Third, I couldn’t help but read the songwriter’s plea for God to pay back their enemies “seven times” the contempt that their enemies had shown them, and think of the time Peter asked Jesus if he should forgive an enemy who wronged him “seven times.” Peter was trying to show Jesus that he was beginning to understand Jesus’ teaching. To the Hebrews, the number seven spiritually represented “completeness.” When the songwriter asked for “seven times” the vengeance it was a spiritual notion of “eye-for-an-eye” justice would be complete. Peter’s question assumed that forgiving an enemy seven times would be spiritually “complete” forgiveness. Jesus responds to Peter that a more correct equation for forgiveness in the economy of God’s Kingdom would be “seventy-times-seven.”

I come back to the songwriter of Psalm 79 with these three things in mind. The first time I read it, like most 21st century readers, I was taken back by the blood, gore, raw anger, and cries for holy vengeance. Now I see the song with a different perspective. I see a songwriter who is devastated and confused. I hear the crying out of a soul who has witnessed unspeakable things, and whose emotions can’t reasonably see any kind of larger perspective in the moment.

This morning I am reminded of what I discussed in my Wayfarer Weekend podcast, Time (Part 1). Humanity at the time of the ancient Hebrews was still very much in the early childhood stage of development. The songwriter is expressing his thoughts, emotions, and desires like a child desperately asking Santa for a real dinosaur for Christmas. Not just any dinosaur, a real T-Rex to put in the backyard.
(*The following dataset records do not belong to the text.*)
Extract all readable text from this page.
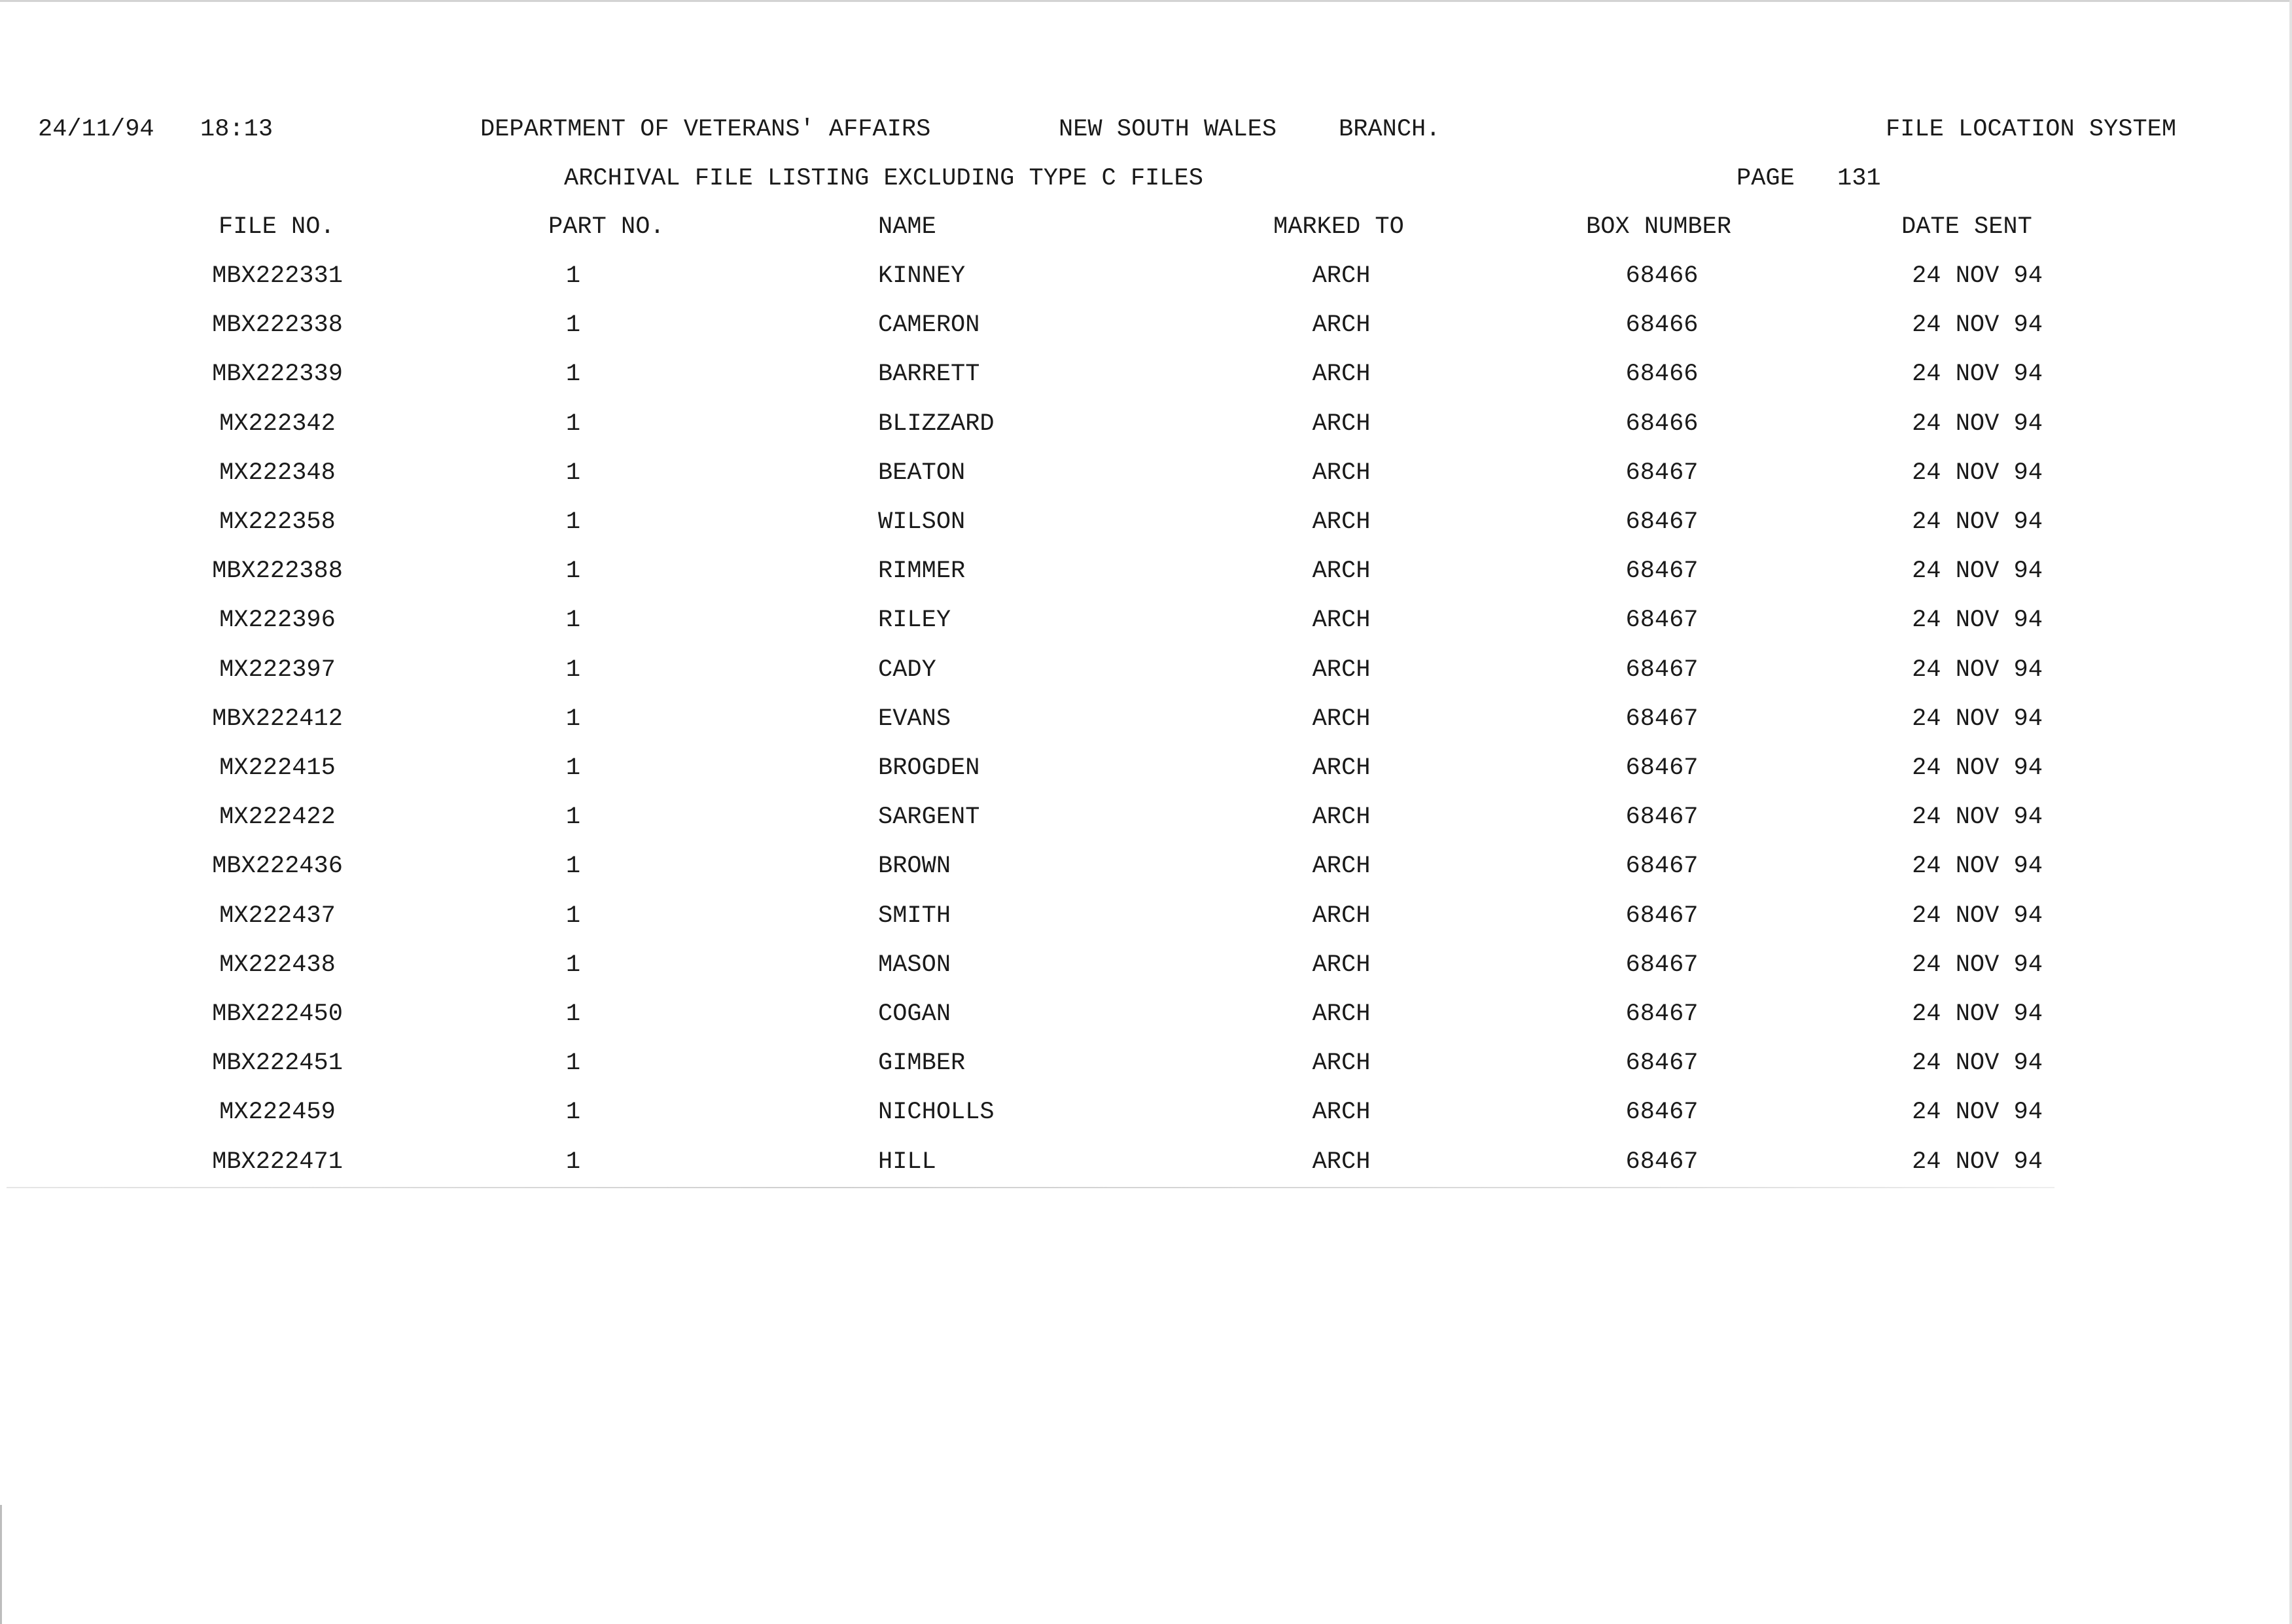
24/11/94 18:13	DEPARTMENT OF VETERANS' AFFAIRS	NEW SOUTH WALES	BRANCH.	FILE LOCATION SYSTEM
ARCHIVAL FILE LISTING EXCLUDING TYPE C FILES	PAGE 131
FILE NO.	PART NO.	NAME	MARKED TO	BOX NUMBER	DATE SENT
MBX222331	1	KINNEY	ARCH	68466	24 NOV 94
MBX222338	1	CAMERON	ARCH	68466	24 NOV 94
MBX222339	1	BARRETT	ARCH	68466	24 NOV 94
MX222342	1	BLIZZARD	ARCH	68466	24 NOV 94
MX222348	1	BEATON	ARCH	68467	24 NOV 94
MX222358	1	WILSON	ARCH	68467	24 NOV 94
MBX222388	1	RIMMER	ARCH	68467	24 NOV 94
MX222396	1	RILEY	ARCH	68467	24 NOV 94
MX222397	1	CADY	ARCH	68467	24 NOV 94
MBX222412	1	EVANS	ARCH	68467	24 NOV 94
MX222415	1	BROGDEN	ARCH	68467	24 NOV 94
MX222422	1	SARGENT	ARCH	68467	24 NOV 94
MBX222436	1	BROWN	ARCH	68467	24 NOV 94
MX222437	1	SMITH	ARCH	68467	24 NOV 94
MX222438	1	MASON	ARCH	68467	24 NOV 94
MBX222450	1	COGAN	ARCH	68467	24 NOV 94
MBX222451	1	GIMBER	ARCH	68467	24 NOV 94
MX222459	1	NICHOLLS	ARCH	68467	24 NOV 94
MBX222471	1	HILL	ARCH	68467	24 NOV 94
Today’s psalm is another example of God honoring the need that we have as human beings of expressing our hearts and emotions in the moment, as we have them, no matter where we find ourselves in our spiritual development. As my spiritual journey has progressed, I’ve gotten better at processing my emotions and having very different conversations with God about circumstances than I did when I was a teenager, a young adult, a young husband, and a young father. It doesn’t invalidate the feelings and conversations I had back then. They were necessary for me to grow, learn, and mature in spirit.

In the quiet this morning, I’m identifying with the songwriter of Psalm 79, not affirming blood vengeance and “eye-for-an-eye-justice,” but affirming that it was where the songwriter was in that moment, just like I have had some rants and prayers along the journey that I’m kind of embarrassed think about now. This is a journey. I’m not who I was, And, I’m not yet who I will ultimately become in eternity. I’m just a wayfarer on the road of life, taking it one-step-at-a-time into a new work week.

For the record, Milo. No, you can’t have a real dinosaur. Sorry, buddy.